Jack said:
[snip]
I think, this is *not* a matter of sequence points. The expression is
equivalent to:
operator<< (
operator<< (
operator<< (
operator<< ( std::cout, x ),
" "
),
x++
),
std::endl;
);
and the various function calls provide sufficiently many sequence points.
The results are implementation defined because the evaluation order of
the parameters passed in a function call is implementation defined.
It really still is sequence points. There is no guarantee in the
original expression, or in the expression as you have rewritten it,
that any of the sequence points occurs in between the two accesses of
'x'. The results are undefined for that reason.

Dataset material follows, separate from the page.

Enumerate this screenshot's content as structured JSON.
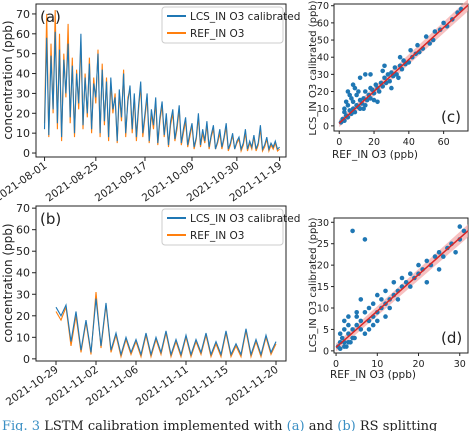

Thanks for the correction,
I think, I see what you mean. Just to check my understanding: the following
is implementation defined behavior, but not undefined
int post_inc( int & x ) {
int dummy = x;
++x;
return( dummy );
}
operator<< (
operator<< (
operator<< (
operator<< ( std::cout, x ),
" "
),
post_inc( x )
),
std::endl;
);
The reason would be that in the evaluation of sub-expressions one of the
calls operator<<( std::cout, x ) and post_inc( x ) comes first.
Whichever comes first has a sequence point upon return, which separates the
two accesses to x. The reason this does not apply to the original
expression is that x++ is not a function call. Is that correct?
Thanks again
Kai-Uwe Bux